The climax, or lack of one, came on an oppressively humid night during Mario Cuomo’s keynote address to the 1984 Democratic National Convention.  I was lying facedown, with no shirt on, in my room of the Forest Inn, with Rachel on a chair facing me.  My denial could not have been more complete.   Rachel stared at me longingly, offering conversation, and making gallant attempts to rekindle the flirtation that I was able to engage in only while swimming in a large group, as we had been the night we met in Manhattan.  I, meanwhile, was straining furiously to hear Cuomo’s voice delivering his rousing speech, as it floated across the hall from a small clock radio next to Jackie’s bed, where I wanted to be.  I listened to that speech as if I was in the room with her.  I raised the volume of my comments, my oohs and aahs and groans of appreciation, my
breathing
, all in the attempt to share that night with her, to use Mario and his vision of the future to connect us, and to fuse one of our own, together.  Weeks and months later Jackie and I joked that Rachel would have to be invited to our wedding.

 

Now, in our cozy IDANT cubicle, Jackie was being every bit the ultimate of what someone in my position could hope for.   Until my diagnosis, however, our relationship, after one year, had reached a point of stasis, and I had begun to feel dissatisfied.  Our lovemaking, up to this point, had been deeply affectionate, but hardly uninhibited, and the frequency had tapered off, at times to the point where I would wonder if Jackie was even still attracted to me.  But I was well aware that I was going to need a sturdy support system for what lay ahead, and both my fear of abandonment and Jackie’s startling devotion had caused me to reexamine my doubts.  When she offered to spice up the sperm-banking expedition I was moved, I was more than happy, even if a little bit self-conscious, and I welcomed her gift.  I also didn’t feel like I had the right to turn her down.  In any case, it became excruciatingly clear to me that I was about to have one of the most intimate sexual encounters of my life, inside a locked closet, with strange men masturbating for medical purposes on either side of me.

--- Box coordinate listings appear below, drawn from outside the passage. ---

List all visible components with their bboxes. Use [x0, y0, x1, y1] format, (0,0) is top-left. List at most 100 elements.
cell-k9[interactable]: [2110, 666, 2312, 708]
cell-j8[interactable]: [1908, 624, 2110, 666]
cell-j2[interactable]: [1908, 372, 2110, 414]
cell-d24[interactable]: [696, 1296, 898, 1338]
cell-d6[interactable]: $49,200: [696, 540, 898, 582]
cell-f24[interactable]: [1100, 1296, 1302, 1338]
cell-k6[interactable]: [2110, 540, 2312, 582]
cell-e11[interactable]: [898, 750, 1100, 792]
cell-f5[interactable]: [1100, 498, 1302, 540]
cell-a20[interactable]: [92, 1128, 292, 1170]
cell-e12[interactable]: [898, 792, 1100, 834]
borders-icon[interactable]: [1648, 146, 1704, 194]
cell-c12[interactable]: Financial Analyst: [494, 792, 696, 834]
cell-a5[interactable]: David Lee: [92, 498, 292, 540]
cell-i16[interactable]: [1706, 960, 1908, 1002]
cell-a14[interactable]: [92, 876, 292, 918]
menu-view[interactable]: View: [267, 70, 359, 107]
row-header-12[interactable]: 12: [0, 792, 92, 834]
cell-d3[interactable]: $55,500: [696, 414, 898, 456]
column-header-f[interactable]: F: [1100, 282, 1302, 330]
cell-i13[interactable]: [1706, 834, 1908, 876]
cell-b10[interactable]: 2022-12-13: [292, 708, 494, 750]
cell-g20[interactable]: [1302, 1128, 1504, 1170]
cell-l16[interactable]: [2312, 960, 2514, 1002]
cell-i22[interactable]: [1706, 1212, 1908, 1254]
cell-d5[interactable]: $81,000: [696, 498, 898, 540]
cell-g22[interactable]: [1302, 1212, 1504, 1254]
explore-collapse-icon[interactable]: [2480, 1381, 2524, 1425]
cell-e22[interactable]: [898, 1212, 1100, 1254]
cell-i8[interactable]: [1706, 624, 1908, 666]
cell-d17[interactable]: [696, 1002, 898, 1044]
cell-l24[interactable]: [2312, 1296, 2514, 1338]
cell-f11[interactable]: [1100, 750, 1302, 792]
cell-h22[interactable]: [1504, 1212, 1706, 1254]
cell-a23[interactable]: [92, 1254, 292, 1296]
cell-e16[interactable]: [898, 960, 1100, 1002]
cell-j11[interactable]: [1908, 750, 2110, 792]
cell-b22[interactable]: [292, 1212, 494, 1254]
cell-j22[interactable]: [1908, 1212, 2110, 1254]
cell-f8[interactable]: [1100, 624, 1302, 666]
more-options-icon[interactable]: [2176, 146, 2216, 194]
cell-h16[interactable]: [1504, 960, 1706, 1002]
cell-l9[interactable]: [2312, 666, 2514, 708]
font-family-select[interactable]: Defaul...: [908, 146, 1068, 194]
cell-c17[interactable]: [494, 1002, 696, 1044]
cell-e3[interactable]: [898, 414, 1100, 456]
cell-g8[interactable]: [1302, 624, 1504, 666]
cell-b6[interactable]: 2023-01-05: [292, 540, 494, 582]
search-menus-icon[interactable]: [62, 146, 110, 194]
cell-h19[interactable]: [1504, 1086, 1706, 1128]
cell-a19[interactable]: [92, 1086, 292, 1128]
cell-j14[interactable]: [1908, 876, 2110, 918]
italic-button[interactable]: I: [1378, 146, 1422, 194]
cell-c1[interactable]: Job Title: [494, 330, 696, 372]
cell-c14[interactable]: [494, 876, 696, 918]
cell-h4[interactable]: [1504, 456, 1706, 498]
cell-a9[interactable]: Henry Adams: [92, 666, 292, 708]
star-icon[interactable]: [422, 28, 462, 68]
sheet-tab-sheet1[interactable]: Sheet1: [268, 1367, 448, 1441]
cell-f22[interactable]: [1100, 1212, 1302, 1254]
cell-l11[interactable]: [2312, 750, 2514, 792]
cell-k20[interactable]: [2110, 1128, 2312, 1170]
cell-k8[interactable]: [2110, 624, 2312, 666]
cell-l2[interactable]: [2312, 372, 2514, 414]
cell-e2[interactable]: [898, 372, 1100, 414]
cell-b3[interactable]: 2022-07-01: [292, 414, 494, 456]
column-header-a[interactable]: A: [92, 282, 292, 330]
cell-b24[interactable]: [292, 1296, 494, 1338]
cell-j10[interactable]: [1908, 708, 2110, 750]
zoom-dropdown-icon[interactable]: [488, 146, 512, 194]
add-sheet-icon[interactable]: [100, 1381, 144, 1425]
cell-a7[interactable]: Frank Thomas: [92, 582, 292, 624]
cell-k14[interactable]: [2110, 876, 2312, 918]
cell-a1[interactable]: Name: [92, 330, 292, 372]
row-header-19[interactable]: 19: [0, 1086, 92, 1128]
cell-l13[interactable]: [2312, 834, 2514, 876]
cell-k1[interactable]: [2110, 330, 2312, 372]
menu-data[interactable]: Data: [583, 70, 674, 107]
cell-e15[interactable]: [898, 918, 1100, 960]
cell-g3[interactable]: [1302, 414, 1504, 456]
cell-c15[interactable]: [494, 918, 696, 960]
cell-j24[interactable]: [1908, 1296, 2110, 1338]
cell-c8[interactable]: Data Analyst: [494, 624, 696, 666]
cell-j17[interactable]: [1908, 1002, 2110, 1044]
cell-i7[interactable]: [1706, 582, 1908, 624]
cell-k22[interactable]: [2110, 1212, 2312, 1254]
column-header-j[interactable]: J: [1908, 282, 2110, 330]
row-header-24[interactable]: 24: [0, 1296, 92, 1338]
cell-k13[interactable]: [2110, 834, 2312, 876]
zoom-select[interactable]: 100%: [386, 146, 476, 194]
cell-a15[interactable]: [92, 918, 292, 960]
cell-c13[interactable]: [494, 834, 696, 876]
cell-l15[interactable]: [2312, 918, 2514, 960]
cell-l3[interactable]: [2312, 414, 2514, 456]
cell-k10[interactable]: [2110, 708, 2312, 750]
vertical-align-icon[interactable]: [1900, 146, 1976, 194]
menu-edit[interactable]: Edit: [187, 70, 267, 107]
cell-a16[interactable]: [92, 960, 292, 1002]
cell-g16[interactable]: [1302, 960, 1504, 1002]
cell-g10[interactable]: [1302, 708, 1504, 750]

Coming into a cup is not easy.  I was surprised to learn that, then surprised that I was surprised, because I had surely never tried it before, so how could I know?  It’s not so much the simple act of hitting a target with an ejaculation, though I’m not sure that’s really so simple either, but the repeated instructions “…not to touch the inside of the cup,
in
any
way
!” that posed problems.  Especially when combined with the warning that “…
the greatest number of sperm are contained in the
first
spurt
.”  Who would have known?  The woman in white at the window, that’s who.